I Loved Being Part of the Delegation

Re-evaluation Counseling is a solid organization, with a solid theory and powerful tools that are needed by individuals and organizations working on solutions to global warming.

At COP21, over and over, we heard young people, Indigenous people, people of color, women, activists, and representatives of coalitions tell us that our tools were exactly what they had been looking for. People were attracted to our theory, our attention, our listening skills, our friendly tone, our ability to connect with and welcome them, our inclusive gatherings, our kindness, and our diversity. We are an attractive group, and activists are curious about us.

I loved being part of the Sustaining All Life delegation—following the lead of two working-class women;1 getting to know other RCers from around the world; discharging fears, isolation, hopelessness, and despair; and going out into the conference with the other delegates as a united, disciplined force. All the work Co-Counselors have done in going public with RC was apparent in Paris. We were less scared; bolder; less confused by racism, sexism, and classism; more confident about our theory. We could function in the midst of chaos (in this case, in a police state, post terrorism) better than ever before.

I had the good fortune of staying close to Diane Shisk and assisting her with whatever she needed. She led us extremely well, through a lot of unknowns and changing rules and conditions. She was firm and correct and stayed on task.

I also got to connect with individuals from around the world:

  • I heard a presentation on the melting of the Greenland ice sheet and how it’s causing the oceans to rise and flood cities around the world.
  • I listened to women from the Pacific Islands talk about the recent super typhoons and how we must limit global warming to no more than 1.5 degrees Celsius or many islands (including theirs) will go underwater during our lifetimes.
  • I listened to many people talk about how rich capitalist nations are outsourcing CO2 emissions to poor nations. For example, China burns coal to power factories that produce cheap things for U.S. and European consumption.
  • I listened to activists from Iran, Afghanistan, Pakistan, and Africa talk about how severe droughts are turning their lands into deserts, damaging their countries’ agriculture, and causing malnutrition and potential mass starvation. And while we were in Paris, epic amounts of rain in Chennai, India, triggered the region’s worst flooding in over a hundred years, drowning the city of 4.8 million. The affected people were not victims of mass shootings or killed by ISIS, so the international news hardly covered it.
  • At the airport a group of Syrians told me that water shortages in Syria, Iraq, and Turkey had killed livestock, driven up food prices, and forced 1.5 million rural residents into the outskirts of overpopulated cities in Syria—just as that country was exploding with refugees from the U.S. bombings in Iraq. All this, combined with high unemployment, bad government, and U.S. interventions in West Asia had helped to tip Syria into violence.

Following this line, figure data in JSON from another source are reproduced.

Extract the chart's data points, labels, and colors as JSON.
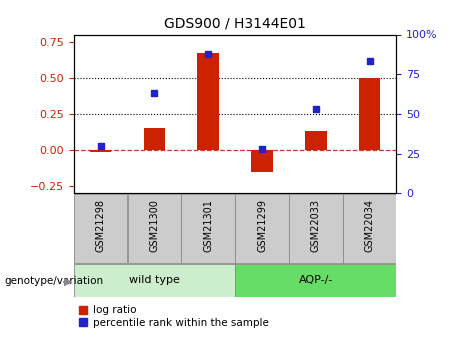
{
  "title": "GDS900 / H3144E01",
  "categories": [
    "GSM21298",
    "GSM21300",
    "GSM21301",
    "GSM21299",
    "GSM22033",
    "GSM22034"
  ],
  "log_ratios": [
    -0.012,
    0.155,
    0.675,
    -0.155,
    0.13,
    0.5
  ],
  "percentile_ranks": [
    30,
    63,
    88,
    28,
    53,
    83
  ],
  "group1_label": "wild type",
  "group2_label": "AQP-/-",
  "bar_color": "#cc2200",
  "dot_color": "#2222cc",
  "group1_bg": "#cceecc",
  "group2_bg": "#66dd66",
  "xticklabel_bg": "#cccccc",
  "ylim_left": [
    -0.3,
    0.8
  ],
  "ylim_right": [
    0,
    100
  ],
  "left_ticks": [
    -0.25,
    0.0,
    0.25,
    0.5,
    0.75
  ],
  "right_ticks": [
    0,
    25,
    50,
    75,
    100
  ],
  "hlines": [
    0.0,
    0.25,
    0.5
  ],
  "hline_colors": [
    "#cc3333",
    "#000000",
    "#000000"
  ],
  "hline_styles": [
    "dashed",
    "dotted",
    "dotted"
  ],
  "legend_items": [
    "log ratio",
    "percentile rank within the sample"
  ],
  "genotype_label": "genotype/variation"
}
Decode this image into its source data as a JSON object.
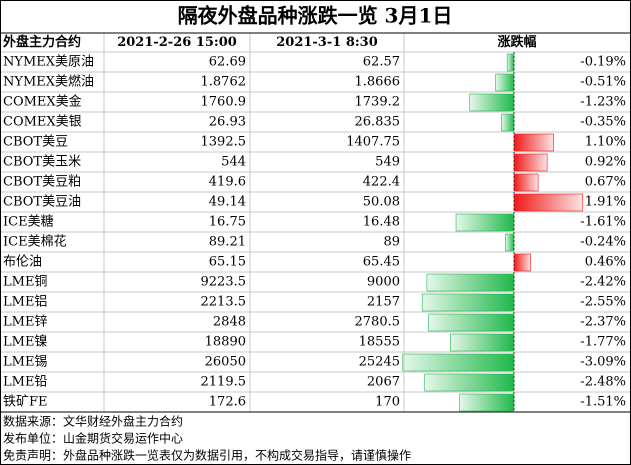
{
  "title": "隔夜外盘品种涨跌一览 3月1日",
  "table": {
    "header": [
      "外盘主力合约",
      "2021-2-26 15:00",
      "2021-3-1 8:30",
      "涨跌幅"
    ],
    "rows": [
      {
        "name": "NYMEX美原油",
        "prev": "62.69",
        "curr": "62.57",
        "change": -0.19,
        "change_label": "-0.19%"
      },
      {
        "name": "NYMEX美燃油",
        "prev": "1.8762",
        "curr": "1.8666",
        "change": -0.51,
        "change_label": "-0.51%"
      },
      {
        "name": "COMEX美金",
        "prev": "1760.9",
        "curr": "1739.2",
        "change": -1.23,
        "change_label": "-1.23%"
      },
      {
        "name": "COMEX美银",
        "prev": "26.93",
        "curr": "26.835",
        "change": -0.35,
        "change_label": "-0.35%"
      },
      {
        "name": "CBOT美豆",
        "prev": "1392.5",
        "curr": "1407.75",
        "change": 1.1,
        "change_label": "1.10%"
      },
      {
        "name": "CBOT美玉米",
        "prev": "544",
        "curr": "549",
        "change": 0.92,
        "change_label": "0.92%"
      },
      {
        "name": "CBOT美豆粕",
        "prev": "419.6",
        "curr": "422.4",
        "change": 0.67,
        "change_label": "0.67%"
      },
      {
        "name": "CBOT美豆油",
        "prev": "49.14",
        "curr": "50.08",
        "change": 1.91,
        "change_label": "1.91%"
      },
      {
        "name": "ICE美糖",
        "prev": "16.75",
        "curr": "16.48",
        "change": -1.61,
        "change_label": "-1.61%"
      },
      {
        "name": "ICE美棉花",
        "prev": "89.21",
        "curr": "89",
        "change": -0.24,
        "change_label": "-0.24%"
      },
      {
        "name": "布伦油",
        "prev": "65.15",
        "curr": "65.45",
        "change": 0.46,
        "change_label": "0.46%"
      },
      {
        "name": "LME铜",
        "prev": "9223.5",
        "curr": "9000",
        "change": -2.42,
        "change_label": "-2.42%"
      },
      {
        "name": "LME铝",
        "prev": "2213.5",
        "curr": "2157",
        "change": -2.55,
        "change_label": "-2.55%"
      },
      {
        "name": "LME锌",
        "prev": "2848",
        "curr": "2780.5",
        "change": -2.37,
        "change_label": "-2.37%"
      },
      {
        "name": "LME镍",
        "prev": "18890",
        "curr": "18555",
        "change": -1.77,
        "change_label": "-1.77%"
      },
      {
        "name": "LME锡",
        "prev": "26050",
        "curr": "25245",
        "change": -3.09,
        "change_label": "-3.09%"
      },
      {
        "name": "LME铅",
        "prev": "2119.5",
        "curr": "2067",
        "change": -2.48,
        "change_label": "-2.48%"
      },
      {
        "name": "铁矿FE",
        "prev": "172.6",
        "curr": "170",
        "change": -1.51,
        "change_label": "-1.51%"
      }
    ]
  },
  "notes": [
    "数据来源：文华财经外盘主力合约",
    "发布单位：山金期货交易运作中心",
    "免责声明：外盘品种涨跌一览表仅为数据引用，不构成交易指导，请谨慎操作"
  ]
}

Speaking of violence, the night before I left for Paris, I edited a section of an article that Diane and Tim had written on terrorism and COP21, and I added the following paragraph:

“No human is born a terrorist. No group of humans is more prone to terrorism than another. Humans are pushed into acts of terrorism and other violence because of the unbearable conditions they are forced to endure. During this particular period, people of West Asia who have been terrorized for generations by destructive Western military interventions are acting irrationally by committing violent acts of revenge. ‘Terrorism’ is the desperate acts of individuals. ‘War’ is organized violence, funded by the public and waged by professional militaries. While neither is rational, humane, or defensible, the latter is far more destructive and lethal.”

I went to Paris as an RCer and an Iranian Muslim woman. I was happy that the Sustaining All Life team was staying at a hostel in an Arab and African working-class neighborhood. I felt at home. I had decided in advance that I was going to say greetings in Arabic, As-salamu Alakom, to every visibly Muslim person I came across and to make eye contact and smile at every woman in a hijab.2 I wanted my actions to be a contradiction to the hatred with which the world has been targeting Arabs and Muslims. At night I could hear the police sirens, loud and scary, in the neighborhood where we were staying. During our stay the French police carried out a hundred and twenty raids in eight cities across France. Thousands of Arabs were arrested on suspicion of terrorism.

When I came back home, I did report-back presentations on COP21 for immigrants’ organizations and at the New York City Mayor’s Office. I mostly spoke about RC theory and why it’s a necessary ingredient in building mass movements and a more intentional economic system that values sustaining all life, not profit.

Azi Khalili

International Liberation Reference Person for South, Central, and West Asian-Heritage People

Brooklyn, New York, USA

(Present Time 183, April 2016)


1 Diane Shisk, the Alternate International Reference Person; and Wytske Visser, the International Commonality Reference Person for the Care of the Environment
2 A hijab is a traditional head covering often worn by Muslim women.